Saturday, October 22, 2022

#296 / Out In The Weather

 

I am not clear what artist produced the image above. I got it from a September 10, 2022, "Guest Essay" in The New York Times, which was focused, mainly, on the poetry of John Donne. This image has also been employed to illustrate an article on how to build a storm shed. That storm shed article is practical in its advice, and far from poetic in its intentions. A five-sided cardboard box is not a recommended technique. 

If you are anything like me, a reference to John Donne calls forth, immediately, the following lines, which I find are lodged in some very deep part of my memory. Maybe I have Ernest Hemingway to thank, not Donne, but "For Whom The Bell Tolls" is what I think of when Donne's name appears: 
 
No man is an island,
Entire of itself.
Each is a piece of the continent,
A part of the main.
If a clod be washed away by the sea,
Europe is the less.
As well as if a promontory were.
As well as if a manor of thine own
Or of thine friend's were.
Each man's death diminishes me,
For I am involved in mankind.
Therefore, send not to know
For whom the bell tolls,
It tolls for thee.
 
This verse, proclaiming that we are "all in this together," is a statement so profoundly true that once Donne's words have been heard, and understood, they can never be forgotten. 
 
Unfortunately, we all, and all too often, forget the implications of these words, even though we might be able to recite the words from memory. Each one of us, in fact, is "involved in mankind," but this is not always the foremost thought in our minds. Because it is not, and because we usually think of our individual selves, first and foremost, we find ourselves, in our time, about to lose the entire world, with human civilization itself in danger of being "washed away" by the rising seas - or, perhaps, to be burned away by a fire set by our own neglectfulness of the truth to which Donne's poem attempts to call us.

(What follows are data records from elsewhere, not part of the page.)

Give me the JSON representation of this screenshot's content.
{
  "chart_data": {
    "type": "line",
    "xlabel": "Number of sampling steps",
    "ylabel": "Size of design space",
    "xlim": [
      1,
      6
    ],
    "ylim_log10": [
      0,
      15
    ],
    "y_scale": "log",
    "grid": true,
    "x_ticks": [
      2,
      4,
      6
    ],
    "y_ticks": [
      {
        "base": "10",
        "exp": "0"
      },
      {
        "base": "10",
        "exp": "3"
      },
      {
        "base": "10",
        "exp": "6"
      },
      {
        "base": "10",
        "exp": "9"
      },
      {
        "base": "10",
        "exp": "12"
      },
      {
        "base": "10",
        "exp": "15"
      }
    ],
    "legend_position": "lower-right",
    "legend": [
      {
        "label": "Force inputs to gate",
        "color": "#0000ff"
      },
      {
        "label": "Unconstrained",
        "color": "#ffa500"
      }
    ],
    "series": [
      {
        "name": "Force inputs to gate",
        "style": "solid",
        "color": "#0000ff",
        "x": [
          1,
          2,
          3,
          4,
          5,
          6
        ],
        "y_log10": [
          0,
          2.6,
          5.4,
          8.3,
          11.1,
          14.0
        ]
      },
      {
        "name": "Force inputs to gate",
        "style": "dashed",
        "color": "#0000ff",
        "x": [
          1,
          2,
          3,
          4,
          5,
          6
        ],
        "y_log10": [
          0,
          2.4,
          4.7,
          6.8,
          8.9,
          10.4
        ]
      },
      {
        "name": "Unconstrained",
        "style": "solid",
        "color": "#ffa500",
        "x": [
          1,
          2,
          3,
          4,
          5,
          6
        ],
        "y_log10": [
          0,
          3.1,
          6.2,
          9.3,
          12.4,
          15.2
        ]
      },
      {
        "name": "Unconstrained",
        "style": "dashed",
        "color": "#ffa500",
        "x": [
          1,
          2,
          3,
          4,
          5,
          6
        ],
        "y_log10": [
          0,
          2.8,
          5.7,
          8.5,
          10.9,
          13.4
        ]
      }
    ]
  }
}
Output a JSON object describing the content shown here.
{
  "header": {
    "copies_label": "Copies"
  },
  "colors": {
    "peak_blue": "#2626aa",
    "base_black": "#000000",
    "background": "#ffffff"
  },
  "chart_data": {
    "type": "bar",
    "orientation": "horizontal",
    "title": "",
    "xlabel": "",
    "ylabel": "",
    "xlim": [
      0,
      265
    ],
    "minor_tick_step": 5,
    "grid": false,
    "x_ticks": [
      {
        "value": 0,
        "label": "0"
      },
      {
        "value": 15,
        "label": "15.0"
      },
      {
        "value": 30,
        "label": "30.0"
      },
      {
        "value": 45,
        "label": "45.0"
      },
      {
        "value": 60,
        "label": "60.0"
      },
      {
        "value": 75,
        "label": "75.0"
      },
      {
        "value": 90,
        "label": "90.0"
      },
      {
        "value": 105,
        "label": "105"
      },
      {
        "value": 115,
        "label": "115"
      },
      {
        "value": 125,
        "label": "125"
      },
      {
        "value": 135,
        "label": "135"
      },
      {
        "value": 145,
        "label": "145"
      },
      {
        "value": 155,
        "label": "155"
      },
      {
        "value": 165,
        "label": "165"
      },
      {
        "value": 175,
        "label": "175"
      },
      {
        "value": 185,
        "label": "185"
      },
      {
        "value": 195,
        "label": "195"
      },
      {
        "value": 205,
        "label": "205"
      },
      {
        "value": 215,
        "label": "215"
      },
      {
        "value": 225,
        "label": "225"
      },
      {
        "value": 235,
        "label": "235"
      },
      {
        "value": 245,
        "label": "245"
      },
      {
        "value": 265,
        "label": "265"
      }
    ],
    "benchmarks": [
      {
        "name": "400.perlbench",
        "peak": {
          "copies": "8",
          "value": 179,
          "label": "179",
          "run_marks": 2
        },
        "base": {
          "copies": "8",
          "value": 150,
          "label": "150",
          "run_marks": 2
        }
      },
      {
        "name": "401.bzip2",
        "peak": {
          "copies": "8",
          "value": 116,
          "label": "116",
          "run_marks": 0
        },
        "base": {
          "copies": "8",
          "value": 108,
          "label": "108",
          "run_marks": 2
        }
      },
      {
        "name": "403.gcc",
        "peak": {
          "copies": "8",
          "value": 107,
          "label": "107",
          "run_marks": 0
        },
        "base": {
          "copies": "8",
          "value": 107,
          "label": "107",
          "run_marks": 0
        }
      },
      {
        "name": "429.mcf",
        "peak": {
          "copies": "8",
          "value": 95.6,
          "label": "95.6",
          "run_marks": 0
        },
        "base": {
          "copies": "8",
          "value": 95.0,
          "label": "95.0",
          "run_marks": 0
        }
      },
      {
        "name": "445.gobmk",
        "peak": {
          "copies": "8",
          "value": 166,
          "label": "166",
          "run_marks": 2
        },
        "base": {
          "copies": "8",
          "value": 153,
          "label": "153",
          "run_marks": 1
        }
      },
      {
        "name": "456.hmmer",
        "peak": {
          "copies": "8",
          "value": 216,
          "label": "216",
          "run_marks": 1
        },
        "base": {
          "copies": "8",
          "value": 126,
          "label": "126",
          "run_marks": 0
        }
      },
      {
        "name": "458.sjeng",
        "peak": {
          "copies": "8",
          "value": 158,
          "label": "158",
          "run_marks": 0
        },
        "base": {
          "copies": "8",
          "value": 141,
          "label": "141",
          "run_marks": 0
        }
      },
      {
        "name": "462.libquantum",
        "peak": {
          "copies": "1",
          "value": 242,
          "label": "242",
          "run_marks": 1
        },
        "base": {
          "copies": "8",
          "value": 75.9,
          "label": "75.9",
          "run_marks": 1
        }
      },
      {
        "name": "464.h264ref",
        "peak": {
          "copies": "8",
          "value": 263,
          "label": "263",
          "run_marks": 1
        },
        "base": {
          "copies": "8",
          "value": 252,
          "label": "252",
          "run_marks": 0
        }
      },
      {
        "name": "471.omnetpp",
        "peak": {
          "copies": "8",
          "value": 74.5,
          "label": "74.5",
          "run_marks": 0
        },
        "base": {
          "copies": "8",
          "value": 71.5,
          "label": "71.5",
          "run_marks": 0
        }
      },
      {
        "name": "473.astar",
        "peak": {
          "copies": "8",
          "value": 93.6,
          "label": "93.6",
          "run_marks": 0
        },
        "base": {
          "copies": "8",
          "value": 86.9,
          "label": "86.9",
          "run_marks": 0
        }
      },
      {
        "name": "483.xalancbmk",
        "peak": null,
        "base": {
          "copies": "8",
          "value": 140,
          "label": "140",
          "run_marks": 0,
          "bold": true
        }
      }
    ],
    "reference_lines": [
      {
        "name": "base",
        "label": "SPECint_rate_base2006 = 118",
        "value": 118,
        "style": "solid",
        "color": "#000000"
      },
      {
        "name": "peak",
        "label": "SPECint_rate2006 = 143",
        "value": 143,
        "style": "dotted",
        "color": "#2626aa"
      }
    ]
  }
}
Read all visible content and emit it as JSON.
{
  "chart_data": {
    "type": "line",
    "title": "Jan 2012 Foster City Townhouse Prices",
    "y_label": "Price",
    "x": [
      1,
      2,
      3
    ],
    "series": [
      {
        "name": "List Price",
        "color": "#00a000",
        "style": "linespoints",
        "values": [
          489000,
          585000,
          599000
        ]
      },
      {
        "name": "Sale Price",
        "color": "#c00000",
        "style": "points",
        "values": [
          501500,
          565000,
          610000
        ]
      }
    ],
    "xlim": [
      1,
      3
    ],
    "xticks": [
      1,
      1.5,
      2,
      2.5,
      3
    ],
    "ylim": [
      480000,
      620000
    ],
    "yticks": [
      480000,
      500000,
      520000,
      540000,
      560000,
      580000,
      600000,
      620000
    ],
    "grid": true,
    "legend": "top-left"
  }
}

Katherine Rundell's "Guest Essay" in The Times, "What John Donne Knew About Death Can Teach Us a Lot About Life," is not, really, focused on the "we are all in this together" lesson of "For Whom The Bell Tolls." Instead, Rundell cites to Donne for another proposition entirely - that we must "remember Death," Memento Mori, which is another topic about which I have written - and more than once - in these blog postings. 
 
Rundell tells us, first (which I did not know), that Donne was an acclaimed preacher of the Gospel, the Dean of St. Paul's Cathedral, in London, and that when he preached crowds thronged to hear him: 

His preaching was famous across the whole of London. His congregation — merchants, aristocrats, actors in elaborate ruffs, the whole of the city’s elite — came to his sermons. Some carried paper and ink to write down his finest passages and take them home to relish and dissect them. Donne often wept in the pulpit, in joy and in sorrow, and his audience would weep with him.
 
On one occasion, it seems, the surging crowds trampled, almost to death, some members of the crowd who experienced the misfortune of slipping to the pavements as the crowds pushed forwards towards Donne:
 
A contemporary wrote in a letter, “Two or three were endangered, and taken up dead for the time.” There’s no record of Donne halting his sermon; so it’s not impossible that he kept going in his rich, authoritative voice as the bloodied men were carried off and out of sight. 

How we should confront Death is the theme of Rundell's "Guest Essay." 

John Donne was honest about death and its place in the task of living, just as he insisted on joy. Both his life and his work tell us the same thing: It is only by keeping death nearby that one can truly live.

Confronted with the thought of death, many of us perform the psychological equivalent of hiding in a box with our knees under our chin. But Donne saluted death; he wrote death poetry, he threw it parties. He had a memento mori that he left to a friend in his will, “the picture called The Skeleton which hangs in the hall.” For Donne, that we are born astride the grave was a truth to welcome.

Death — the looming fact of it, its finality and clarifying power — calls us to attention and wakes us up to life.
 
Just as with his reminder that each one of us is "involved in mankind," Donne's urging that we "Remember Death" is good advice. The consequence of grasping what Donne says about Death is that the meaningfulness of our Life is elevated. Remembering the inevitability of our Death has a corollary - that we must use this always-disappearing moment in which we are now alive to act, to "do something," to live!
 
Oliver Wendell Holmes, Jr., in a speech made on May 30, 1884, addressed this subject as follows. These are famous words for any student of American history, less poetic than Donne might have said them, but as profoundly true as if they came from a great poet:
 
As life is action and passion, it is required of a man that he should share the passion and action of his time at peril of being judged not to have lived. 

If we consider the image that Rundell used in her "Guest Essay," we will come to understand that our lives are truly made meaningful when we get "out in the weather," instead of seeking "shelter" as a prize for which we ought to look.

As the seas rise, and the fires burn, there is much to do. We are "all in this together," and it is time to change the trajectory of the history that we can see being written all around us. Let us do so. Let us truly live. 

Let us get out in the weather and change the world!